The hake is a very nutritious and delicious whitefish even tend to like smaller house. It can be cooked in different ways and elaborate very varied recipes with it, from the classic battered hake to hake accompanied with a parsley sauce, for example. In this article we present a new way to cook it, but the end result is incredible, take note of the step by step and discover how to make Portuguese hake.
- 8 hake fillets.
- 32 toothpicks (4 per filet).
- 1 large red bell pepper.
- 1 large onion.
- 600 grams of potato (150 grams per person).
- 1 pot of peas.
- 1 can of tomato sauce, pear tomatoes or 6 pear tomatoes.
- Garlic and parsley.
- Salt, pepper and paprika to taste.
Steps to follow to make this recipe.
- The first step in making this Portuguese hake recipe is to peel and chop the onion into small pieces, and also cut the red pepper into thin strips.
- Next, chop and mince the garlic and parsley. Then, stretch the hake fillets on the marble and on the inner side, place the garlic, parsley and salt. Roll up all the fillets and pierce them with the toothpicks as you see in the image.

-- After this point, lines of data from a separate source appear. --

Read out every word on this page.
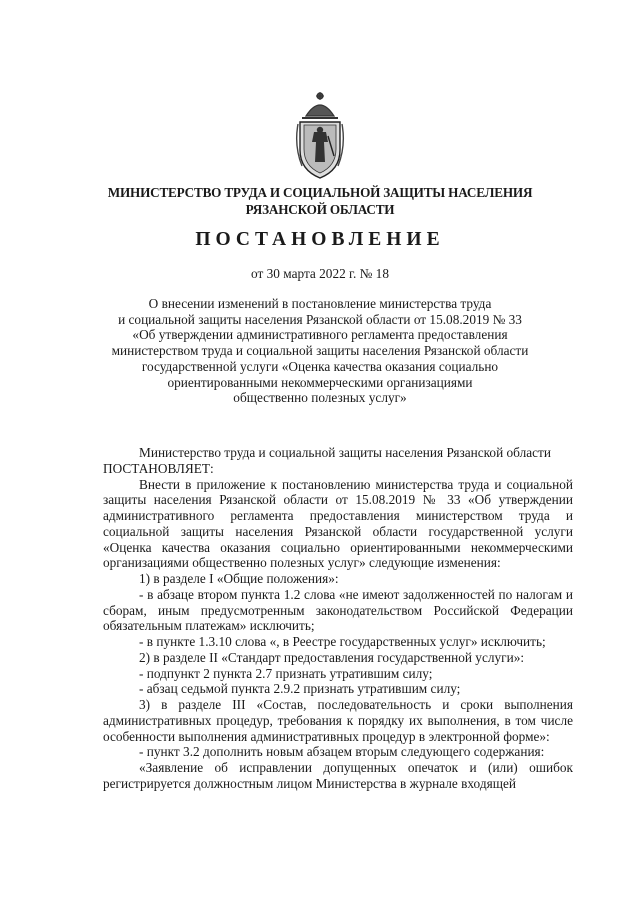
МИНИСТЕРСТВО ТРУДА И СОЦИАЛЬНОЙ ЗАЩИТЫ НАСЕЛЕНИЯ
РЯЗАНСКОЙ ОБЛАСТИ
ПОСТАНОВЛЕНИЕ
от 30 марта 2022 г. № 18
О внесении изменений в постановление министерства труда
и социальной защиты населения Рязанской области от 15.08.2019 № 33
«Об утверждении административного регламента предоставления
министерством труда и социальной защиты населения Рязанской области
государственной услуги «Оценка качества оказания социально
ориентированными некоммерческими организациями
общественно полезных услуг»

Министерство труда и социальной защиты населения Рязанской области

ПОСТАНОВЛЯЕТ:

Внести в приложение к постановлению министерства труда и социальной защиты населения Рязанской области от 15.08.2019 № 33 «Об утверждении административного регламента предоставления министерством труда и социальной защиты населения Рязанской области государственной услуги «Оценка качества оказания социально ориентированными некоммерческими организациями общественно полезных услуг» следующие изменения:

1) в разделе I «Общие положения»:

- в абзаце втором пункта 1.2 слова «не имеют задолженностей по налогам и сборам, иным предусмотренным законодательством Российской Федерации обязательным платежам» исключить;

- в пункте 1.3.10 слова «, в Реестре государственных услуг» исключить;

2) в разделе II «Стандарт предоставления государственной услуги»:

- подпункт 2 пункта 2.7 признать утратившим силу;

- абзац седьмой пункта 2.9.2 признать утратившим силу;

3) в разделе III «Состав, последовательность и сроки выполнения административных процедур, требования к порядку их выполнения, в том числе особенности выполнения административных процедур в электронной форме»:

- пункт 3.2 дополнить новым абзацем вторым следующего содержания:

«Заявление об исправлении допущенных опечаток и (или) ошибок регистрируется должностным лицом Министерства в журнале входящей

- With the fillets done, brown the onion with the red pepper in a wok or casserole with a little oil. When the vegetables release water, add a little salt over them and then finish by adding the fillets.
- Add the tomato sauce, a little water and stir well so that all the ingredients are integrated. It does not matter if there is a lot of water left, as this will eventually evaporate.
- Cut the potato into 2 cm x 2 cm cubes and add it when you see that the hake begins to “dry out” (a sign that it is cooking). Keep cooking over low heat and add the potato. Remember that the latter absorbs water, so if you see the sauce dry, add a little more water. When the potato begins to soften, add the peas.
- Ready! Remove from the heat once you check that the potatoes are soft, serve on plates and you can now enjoy this rich Portuguese hake.